Deslizando las manos por debajo de la sabana, exploro su cuerpo. A excepcion de varios metros de vendas y esparadrapo, estaba desnudo. Le maravillo la obsesion de la feucha doctora por los vendajes. Saco los pies descalzos y los apoyo en el suelo de hormigon, y permanecio sentado alli, pensando en lo que tenia que hacer. Una exigencia de la vejiga le recordo que todavia era humano, por lo que se dirigio al retrete, deseando poder tomar una taza de cafe. Ellos, fueran quienes fuesen, le habian dejado su reloj Doxa. Las saetas marcaban las once y cincuenta y cinco. Como nunca habia dormido mas de nueve horas seguidas en su vida, presumio con razon que eran de la manana.

Un minuto mas tarde, se inclino sobre la jofaina y se lavo la cara con agua fria. La unica toalla era aspera y apenas si absorbia la humedad. Se dirigio al armario, lo abrio y encontro una camisa y unos pantalones caqui en una percha, y un par de sandalias. Antes de vestirse, se quito varias vendas de las heridas que empezaban a cicatrizar y flexiono los musculos, gozando de la recobrada libertad de movimientos. Despues de vestirse, probo la pesada puerta de hierro. Estaba cerrada con llave, por lo que golpeo la gruesa plancha de metal, produciendo un ruido hueco que resono en las paredes de hormigon.

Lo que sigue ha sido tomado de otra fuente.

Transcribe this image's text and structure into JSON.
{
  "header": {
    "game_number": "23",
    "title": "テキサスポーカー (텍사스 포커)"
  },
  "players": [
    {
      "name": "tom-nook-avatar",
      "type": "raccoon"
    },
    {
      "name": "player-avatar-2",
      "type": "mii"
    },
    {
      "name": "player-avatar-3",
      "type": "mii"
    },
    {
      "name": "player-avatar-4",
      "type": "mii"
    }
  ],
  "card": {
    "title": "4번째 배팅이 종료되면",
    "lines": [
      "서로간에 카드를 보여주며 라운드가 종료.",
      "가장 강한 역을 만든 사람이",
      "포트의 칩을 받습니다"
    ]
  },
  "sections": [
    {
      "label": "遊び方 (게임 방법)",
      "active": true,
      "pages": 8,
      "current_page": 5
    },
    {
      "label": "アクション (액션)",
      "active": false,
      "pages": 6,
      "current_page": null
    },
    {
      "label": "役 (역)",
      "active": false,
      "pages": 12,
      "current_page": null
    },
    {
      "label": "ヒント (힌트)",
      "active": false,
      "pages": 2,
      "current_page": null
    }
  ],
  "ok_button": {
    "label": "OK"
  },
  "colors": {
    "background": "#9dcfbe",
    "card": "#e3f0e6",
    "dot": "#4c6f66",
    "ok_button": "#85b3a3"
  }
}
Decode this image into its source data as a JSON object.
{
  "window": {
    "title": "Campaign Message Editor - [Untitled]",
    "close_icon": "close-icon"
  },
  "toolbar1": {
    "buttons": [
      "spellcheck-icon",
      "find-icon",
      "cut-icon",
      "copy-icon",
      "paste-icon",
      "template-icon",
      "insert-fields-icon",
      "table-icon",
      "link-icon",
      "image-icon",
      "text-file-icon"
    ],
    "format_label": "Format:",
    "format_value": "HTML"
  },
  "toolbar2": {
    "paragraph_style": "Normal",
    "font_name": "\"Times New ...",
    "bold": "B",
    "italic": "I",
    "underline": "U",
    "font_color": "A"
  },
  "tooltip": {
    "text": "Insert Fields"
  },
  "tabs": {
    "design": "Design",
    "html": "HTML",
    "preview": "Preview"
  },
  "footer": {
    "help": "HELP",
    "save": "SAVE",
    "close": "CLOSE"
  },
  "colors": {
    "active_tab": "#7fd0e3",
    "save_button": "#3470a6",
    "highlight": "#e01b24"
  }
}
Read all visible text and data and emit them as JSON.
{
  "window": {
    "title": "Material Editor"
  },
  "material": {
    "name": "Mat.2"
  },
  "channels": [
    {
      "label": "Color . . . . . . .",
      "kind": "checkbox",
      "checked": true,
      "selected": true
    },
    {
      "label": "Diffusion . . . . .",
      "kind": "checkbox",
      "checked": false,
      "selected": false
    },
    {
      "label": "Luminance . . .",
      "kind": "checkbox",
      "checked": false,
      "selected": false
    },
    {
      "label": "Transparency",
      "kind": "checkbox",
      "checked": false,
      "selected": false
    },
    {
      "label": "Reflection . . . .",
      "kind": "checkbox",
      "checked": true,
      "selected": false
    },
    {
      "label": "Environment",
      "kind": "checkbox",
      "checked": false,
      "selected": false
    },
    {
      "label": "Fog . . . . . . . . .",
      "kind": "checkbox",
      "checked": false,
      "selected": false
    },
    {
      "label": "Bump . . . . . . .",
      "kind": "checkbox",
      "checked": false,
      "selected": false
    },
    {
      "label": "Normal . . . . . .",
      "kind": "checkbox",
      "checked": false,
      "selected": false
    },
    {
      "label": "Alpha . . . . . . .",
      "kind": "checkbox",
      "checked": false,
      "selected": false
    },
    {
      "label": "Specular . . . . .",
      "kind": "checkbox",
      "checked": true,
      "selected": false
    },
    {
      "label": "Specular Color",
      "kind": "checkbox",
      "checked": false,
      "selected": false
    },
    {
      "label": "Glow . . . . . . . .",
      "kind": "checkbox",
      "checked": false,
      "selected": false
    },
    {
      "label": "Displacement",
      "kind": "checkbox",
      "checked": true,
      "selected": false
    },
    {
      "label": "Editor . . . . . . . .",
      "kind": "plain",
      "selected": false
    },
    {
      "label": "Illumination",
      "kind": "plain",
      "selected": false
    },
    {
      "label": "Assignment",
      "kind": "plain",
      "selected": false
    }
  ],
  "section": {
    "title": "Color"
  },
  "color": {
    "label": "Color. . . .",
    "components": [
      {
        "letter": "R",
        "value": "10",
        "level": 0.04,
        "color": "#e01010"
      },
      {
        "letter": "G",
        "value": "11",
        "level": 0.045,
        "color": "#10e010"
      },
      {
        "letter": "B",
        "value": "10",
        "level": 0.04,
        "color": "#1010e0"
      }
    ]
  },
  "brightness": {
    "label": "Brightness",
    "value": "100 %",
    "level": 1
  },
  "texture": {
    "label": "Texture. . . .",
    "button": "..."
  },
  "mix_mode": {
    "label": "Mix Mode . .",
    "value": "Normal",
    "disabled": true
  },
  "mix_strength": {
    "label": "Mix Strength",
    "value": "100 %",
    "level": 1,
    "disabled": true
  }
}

Un muchacho que parecia no tener mas de diecinueve anos y llevaba uniforme sovietico de faena, abrio la puerta y se echo atras, apuntando una pistola no mas grande que un martillo corriente al estomago de Pitt. Senalo un largo pasillo a la izquierda y Pitt siguio la indicacion. Pasaron por delante de otras puertas de hierro y Pitt se pregunto si Gunn y Giordino estarian detras de alguna de ellas.

Se detuvieron ante un ascensor cuya puerta fue abierta por otro guardia. Entraron en el y Pitt sintio una ligera presion en las plantas de los pies al elevarse la cabina. Miro el indicador de encima de la puerta y advirtio que habia luces para cinco plantas. Una instalacion muy grande, penso. El ascensor se detuvo y se abrieron las puertas automaticas.

Pitt y su guardian salieron a una habitacion alfombrada y de techo abovedado. Las dos paredes laterales tenian estanterias llenas de cientos de libros. La mayoria de ellos eran en ingles y muchos correspondian a los mas famosos escritores americanos actuales. Un gran mapa de America del Norte cubria toda la pared del fondo. Pitt penso que aquella habitacion parecia un estudio particular. Habia una grande y antigua mesa tallada cubierta de marmol y llena de numeros actuales del Washington Post, el New York Times, el Wall Street Journal y USA Today. Sobre otras mesas colocadas a ambos lados de la puerta, habia montones de revistas tecnicas, entre ellas Computer Technology, Science Digest y el Air Force Journal. La alfombra era de color granate, muy gruesa, y sobre ella descansaban seis sillones de cuero verde colocados a espacios regulares.

Manteniendo su silencio, el guardian volvio a entrar en el ascensor y dejo a Pitt solo en la habitacion vacia.